When diverticula rupture, irritation and perhaps infection follow, leading to diverticulitis.
Factors at risk
Diverticulitis may be more likely to occur if you have certain factors:
- growing older. Diverticulitis is more common as people age.
- Being overweight. Your risk of diverticulitis increases if you are significantly overweight.
- Individuals who smoke have a higher risk of diverticulitis compared to nonsmokers.
- insufficient exercise. Exercise that is vigorous seems to reduce the incidence of diverticulitis.
- diet deficient in fiber and heavy in animal fat. It appears that a low-fiber diet plus a high animal fat intake increases risk, while it’s unclear how low fiber works on its own.
- certain drugs. Diverticulitis is linked to a number of medications, including steroids, opioids, and nonsteroidal anti-inflammatory drugs like naproxen sodium (Aleve) and ibuprofen (Advil, Motrin IB, and others).
Complications
About 25% of patients with acute diverticulitis experience after-effects. These could include:
- An abscess is the result of pus building up in the pouch.
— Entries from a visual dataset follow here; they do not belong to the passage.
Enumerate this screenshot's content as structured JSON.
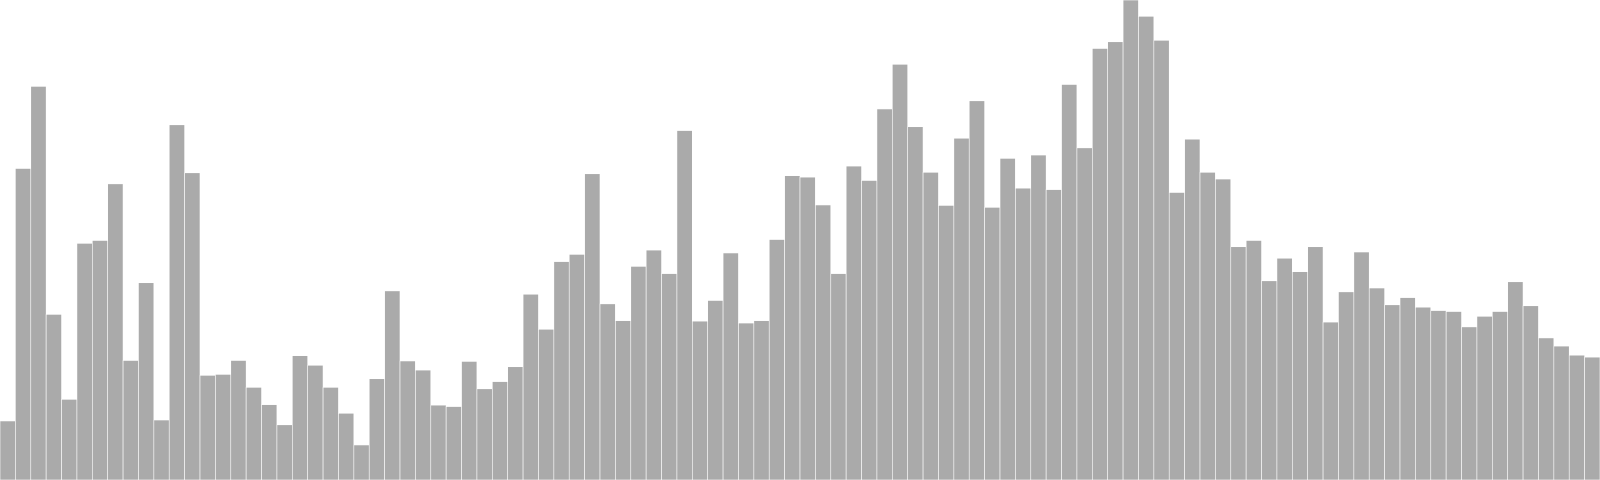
{
  "chart_data": {
    "type": "bar",
    "title": "",
    "xlabel": "",
    "ylabel": "",
    "ylim": [
      0,
      100
    ],
    "grid": false,
    "legend": "none",
    "colors": {
      "bar_fill": "#aaaaaa",
      "bar_edge": "#ffffff",
      "background": "#ffffff"
    },
    "values": [
      12.3,
      64.9,
      82.0,
      34.5,
      16.8,
      49.3,
      49.9,
      61.7,
      24.9,
      41.1,
      12.5,
      74.0,
      64.0,
      21.8,
      22.0,
      24.9,
      19.3,
      15.7,
      11.5,
      25.9,
      23.9,
      19.3,
      13.9,
      7.3,
      21.1,
      39.4,
      24.8,
      22.9,
      15.6,
      15.3,
      24.7,
      19.0,
      20.5,
      23.6,
      38.7,
      31.4,
      45.5,
      47.0,
      63.8,
      36.7,
      33.2,
      44.5,
      47.9,
      43.0,
      72.8,
      33.1,
      37.4,
      47.3,
      32.7,
      33.2,
      50.1,
      63.4,
      63.1,
      57.3,
      43.0,
      65.4,
      62.4,
      77.3,
      86.6,
      73.6,
      64.1,
      57.2,
      71.2,
      79.0,
      56.8,
      67.0,
      60.8,
      67.7,
      60.5,
      82.4,
      69.2,
      89.9,
      91.3,
      100.0,
      96.6,
      91.6,
      59.9,
      71.0,
      64.1,
      62.7,
      48.6,
      49.9,
      41.5,
      46.2,
      43.4,
      48.6,
      32.9,
      39.2,
      47.5,
      40.0,
      36.5,
      38.0,
      36.0,
      35.3,
      35.1,
      31.9,
      34.1,
      35.1,
      41.3,
      36.3,
      29.6,
      27.9,
      26.0,
      25.6
    ]
  }
}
- an intestinal obstruction brought on by scarring.
- a fistula, or aberrant passageway, connecting the bowel with other organs or between portions of the bowel.
- If the inflamed or infected pouch bursts and spills intestinal contents into your abdominal cavity, you may develop peritonitis. As a medical emergency, peritonitis needs to be treated right away.
Avoidance
To lessen the risk of diverticulitis:
- Engage in regular exercise. Exercise lowers intestinal pressure and encourages regular bowel movements. Try to get in at least 30 minutes of activity most days.
- Consume more fiber. Diverticulitis risk is reduced by eating a diet high in fiber. Fresh fruits and vegetables, whole grains, and other meals high in fiber help soften waste and speed up its passage through your colon. There is no link between eating nuts and seeds and getting diverticulitis.
- Make sure to stay hydrated. Fiber increases the amount of soft, bulky waste in your colon by absorbing water. However, fiber might cause constipation if you don’t drink enough water to replace what you absorb.
- Steer clear of smoking. Diverticulitis is linked to a higher risk of smoking.